Fossil-bearing strata of the Hadar Formation crop out in a belt bounded on the southwest by the Ourda River, by the Awash River to the south and east, and by the Mille-Elowha Road to the north and west. Geological investigations from two field seasons permit us to present a basic stratigraphic framework (including tephra) for these Plio-Pleistocene units. 250 m of gently north-dipping strata are exposed within the south-central zone (Middle Ledi). Late Quaternary plateau gravels overly them in an angular unconformity of a few degrees. All units but the plateau gravels are cut (<20 m) by the few north-northwest and north-northeast striking normal faults (<2 km long). The strata are dominated by silty claystones with ubiquitous carbonate nodules.

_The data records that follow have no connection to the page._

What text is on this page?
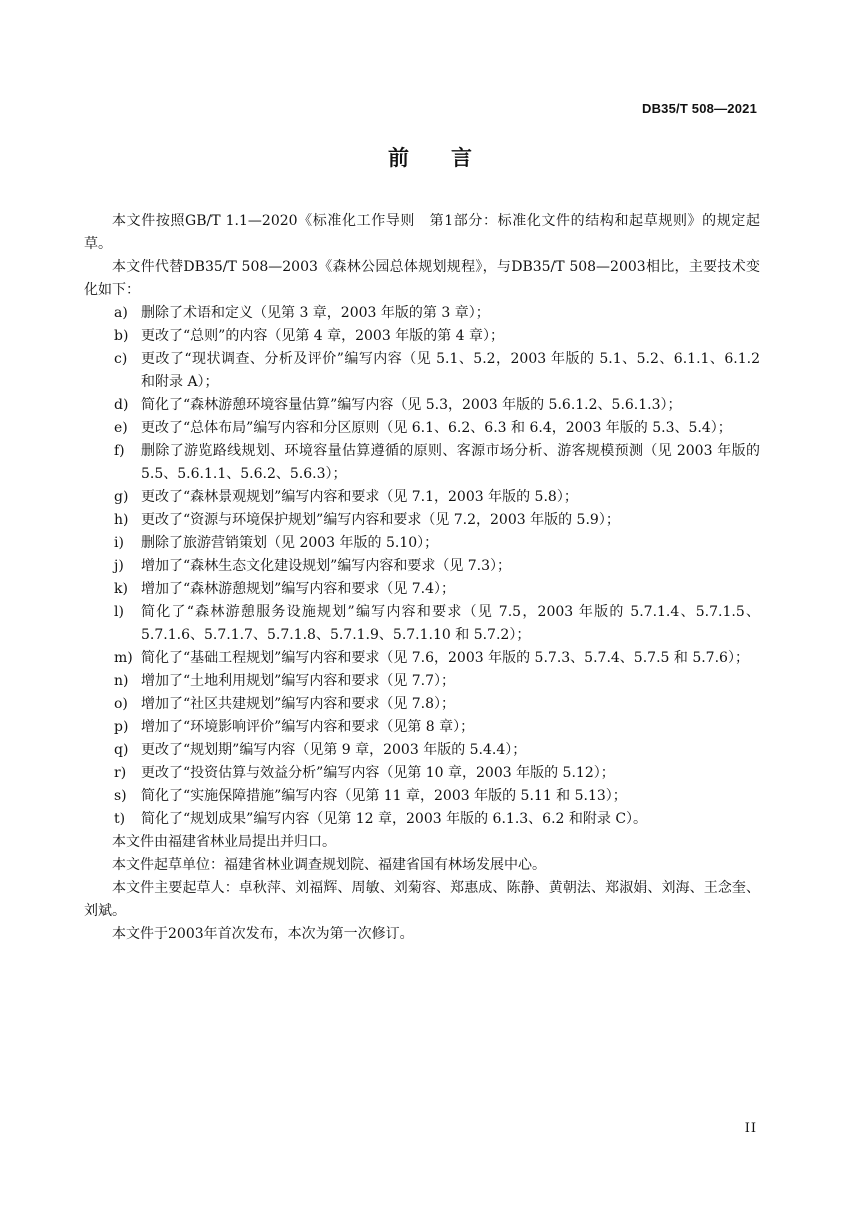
DB35/T 508—2021
前　　言

本文件按照GB/T 1.1—2020《标准化工作导则　第1部分：标准化文件的结构和起草规则》的规定起草。

本文件代替DB35/T 508—2003《森林公园总体规划规程》，与DB35/T 508—2003相比，主要技术变化如下：

a) 删除了术语和定义（见第 3 章，2003 年版的第 3 章）；
b) 更改了“总则”的内容（见第 4 章，2003 年版的第 4 章）；
c) 更改了“现状调查、分析及评价”编写内容（见 5.1、5.2，2003 年版的 5.1、5.2、6.1.1、6.1.2 和附录 A）；
d) 简化了“森林游憩环境容量估算”编写内容（见 5.3，2003 年版的 5.6.1.2、5.6.1.3）；
e) 更改了“总体布局”编写内容和分区原则（见 6.1、6.2、6.3 和 6.4，2003 年版的 5.3、5.4）；
f)	删除了游览路线规划、环境容量估算遵循的原则、客源市场分析、游客规模预测（见 2003 年版的 5.5、5.6.1.1、5.6.2、5.6.3）；
g) 更改了“森林景观规划”编写内容和要求（见 7.1，2003 年版的 5.8）；
h) 更改了“资源与环境保护规划”编写内容和要求（见 7.2，2003 年版的 5.9）；
i)	删除了旅游营销策划（见 2003 年版的 5.10）；
j)	增加了“森林生态文化建设规划”编写内容和要求（见 7.3）；
k) 增加了“森林游憩规划”编写内容和要求（见 7.4）；
l)	简化了“森林游憩服务设施规划”编写内容和要求（见 7.5，2003 年版的 5.7.1.4、5.7.1.5、5.7.1.6、5.7.1.7、5.7.1.8、5.7.1.9、5.7.1.10 和 5.7.2）；
m) 简化了“基础工程规划”编写内容和要求（见 7.6，2003 年版的 5.7.3、5.7.4、5.7.5 和 5.7.6）；
n) 增加了“土地利用规划”编写内容和要求（见 7.7）；
o) 增加了“社区共建规划”编写内容和要求（见 7.8）；
p) 增加了“环境影响评价”编写内容和要求（见第 8 章）；
q) 更改了“规划期”编写内容（见第 9 章，2003 年版的 5.4.4）；
r)	更改了“投资估算与效益分析”编写内容（见第 10 章，2003 年版的 5.12）；
s)	简化了“实施保障措施”编写内容（见第 11 章，2003 年版的 5.11 和 5.13）；
t)	简化了“规划成果”编写内容（见第 12 章，2003 年版的 6.1.3、6.2 和附录 C）。

本文件由福建省林业局提出并归口。

本文件起草单位：福建省林业调查规划院、福建省国有林场发展中心。

本文件主要起草人：卓秋萍、刘福辉、周敏、刘菊容、郑惠成、陈静、黄朝法、郑淑娟、刘海、王念奎、刘斌。

本文件于2003年首次发布，本次为第一次修订。

II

The lower 50 m of section is marked by gastropods, limestones, and lignites (lacustrine). The following ~50 meters comprises mudstones and discontinuous km-scale sand bodies several meters thick (floodplain and fluvial). The central 100 m of section alternates from red to brown sands and mudstones (floodplain) to silvery and yellowish mudstones with occasional fish fossils (lacustrine). The uppermost 35 m are green and brown silty claystones interbedded with at least one sand and pebble conglomerate package (floodplain and fluvial). They were the most productive for fossil recovery. Outcrop patterns and comparison with published field descriptions indicate that the base of the section is defined by the Sidi Hakoma Tuff while the top of the section is probably marked by BKT-2 tephra. We traced the upper tuff for >40 km across outcrops spanning the Adayitu-Mille Road. The thickest (8 m) and most diverse components crop out 8 km northeast of Adayitu, extending the trend of eastward thickening and increasing diversity noted in Hadar. Two additional tephra units are so far uncorrelated by field observations. The first is a grey to light tan, ledgy, discontinuous, ashy tuff encased within packages of pebble conglomerates and dark brown mudstones. The second crops out along the Mille River near its confluence with the Weranso. There, an 8 meter section exposes 16 tuffaceous layers. These field observations provide spatial breadth and new tephra descriptions for depositional basin models and the characterization of regional faunal variation as a function of changing paleoenvironment.